Large-$r$ effective potentials follow specific exponential and Yukawa forms near the terminal packing fraction.

Abstract

An outstanding problem in statistical mechanics is the determination of whether prescribed functional forms of the pair correlation function $g_2(r)$ [or equivalently, structure factor $S(k)$] at some number density $\rho$ can be achieved by $d$-dimensional many-body systems. The Zhang-Torquato conjecture states that any realizable set of pair statistics, whether from a nonequilibrium or equilibrium system, can be achieved by equilibrium systems involving up to two-body interactions. In light of this conjecture, we study the realizability problem of the nonequilibrium iso-$g_2$ process, i.e., the determination of density-dependent effective potentials that yield equilibrium states in which $g_2$ remains invariant for a positive range of densities.
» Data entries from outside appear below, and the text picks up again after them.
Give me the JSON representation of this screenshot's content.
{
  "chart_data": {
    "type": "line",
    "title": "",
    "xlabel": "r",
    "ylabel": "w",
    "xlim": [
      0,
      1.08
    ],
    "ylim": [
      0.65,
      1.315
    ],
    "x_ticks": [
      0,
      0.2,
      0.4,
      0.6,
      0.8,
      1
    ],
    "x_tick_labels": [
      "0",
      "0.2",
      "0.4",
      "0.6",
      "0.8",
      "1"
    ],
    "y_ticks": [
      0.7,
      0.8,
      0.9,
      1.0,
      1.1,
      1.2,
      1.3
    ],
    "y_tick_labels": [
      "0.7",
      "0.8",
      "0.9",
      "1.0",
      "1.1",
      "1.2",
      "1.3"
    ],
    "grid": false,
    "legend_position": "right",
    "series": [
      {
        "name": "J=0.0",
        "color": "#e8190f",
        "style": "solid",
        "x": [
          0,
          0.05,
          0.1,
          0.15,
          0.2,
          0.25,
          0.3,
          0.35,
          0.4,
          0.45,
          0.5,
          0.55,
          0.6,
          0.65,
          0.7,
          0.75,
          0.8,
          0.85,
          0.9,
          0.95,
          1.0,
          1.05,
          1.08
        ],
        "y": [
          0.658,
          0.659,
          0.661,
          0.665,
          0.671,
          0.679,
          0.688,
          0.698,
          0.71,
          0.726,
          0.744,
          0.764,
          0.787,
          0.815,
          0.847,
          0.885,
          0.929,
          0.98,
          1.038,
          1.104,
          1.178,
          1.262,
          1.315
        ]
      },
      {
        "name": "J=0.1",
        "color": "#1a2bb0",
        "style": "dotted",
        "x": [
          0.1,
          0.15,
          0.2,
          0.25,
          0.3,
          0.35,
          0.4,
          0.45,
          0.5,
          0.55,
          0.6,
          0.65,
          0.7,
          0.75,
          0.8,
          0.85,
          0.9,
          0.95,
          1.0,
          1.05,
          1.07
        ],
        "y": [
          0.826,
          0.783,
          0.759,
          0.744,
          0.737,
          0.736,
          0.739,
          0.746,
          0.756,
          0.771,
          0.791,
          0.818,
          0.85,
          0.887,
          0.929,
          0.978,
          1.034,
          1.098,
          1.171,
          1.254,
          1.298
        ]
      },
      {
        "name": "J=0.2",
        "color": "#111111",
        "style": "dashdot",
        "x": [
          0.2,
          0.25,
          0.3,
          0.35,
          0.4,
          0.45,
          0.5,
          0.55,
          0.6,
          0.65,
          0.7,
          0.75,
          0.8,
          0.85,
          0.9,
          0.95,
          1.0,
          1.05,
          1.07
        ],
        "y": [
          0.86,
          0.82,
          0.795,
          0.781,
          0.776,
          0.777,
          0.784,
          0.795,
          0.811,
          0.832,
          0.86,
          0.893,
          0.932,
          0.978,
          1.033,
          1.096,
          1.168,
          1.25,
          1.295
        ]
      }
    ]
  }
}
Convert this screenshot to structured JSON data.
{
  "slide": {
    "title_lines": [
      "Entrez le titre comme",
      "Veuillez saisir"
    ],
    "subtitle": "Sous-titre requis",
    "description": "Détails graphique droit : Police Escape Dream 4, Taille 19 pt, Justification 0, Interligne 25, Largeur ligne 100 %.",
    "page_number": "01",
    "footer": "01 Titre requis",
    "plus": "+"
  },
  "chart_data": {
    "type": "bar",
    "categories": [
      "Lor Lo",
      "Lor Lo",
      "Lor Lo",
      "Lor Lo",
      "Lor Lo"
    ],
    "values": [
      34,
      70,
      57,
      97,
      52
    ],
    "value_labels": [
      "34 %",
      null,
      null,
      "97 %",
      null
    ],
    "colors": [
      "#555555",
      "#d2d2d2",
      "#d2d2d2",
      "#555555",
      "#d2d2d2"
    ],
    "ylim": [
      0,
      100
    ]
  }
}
Using a precise inverse methodology that determines effective potentials that match hypothesized functional forms of $g_2(r)$ for all $r$ and $S(k)$ for all $k$, we show that the unit-step function $g_2$, which is the zero-density limit of the hard-sphere potential, is remarkably numerically realizable up to the packing fraction $\phi=0.49$ for $d=1$. For $d=2$ and 3, it is realizable up to the maximum ``terminal'' packing fraction $\phi_c=1/2^d$, at which the systems are hyperuniform, implying that the explicitly known necessary conditions for realizability are sufficient up through $\phi_c$. For $\phi$ near but below $\phi_c$, the large-$r$ behaviors of the effective potentials are given exactly by the functional forms $\exp[-\kappa(\phi) r]$ for $d=1$, $r^{-1/2}\exp[-\kappa(\phi) r]$ for $d=2$, and $r^{-1}\exp[-\kappa(\phi) r]$ (Yukawa form) for $d=3$, where $\kappa^{-1}(\phi)$ is a screening length, and for $\phi=\phi_c$, the potentials at large $r$ are given by the pure Coulomb forms in the respective dimensions, as predicted by Torquato and Stillinger [\textit{Phys. Rev. E}, 68, 041113 1-25 (2003)].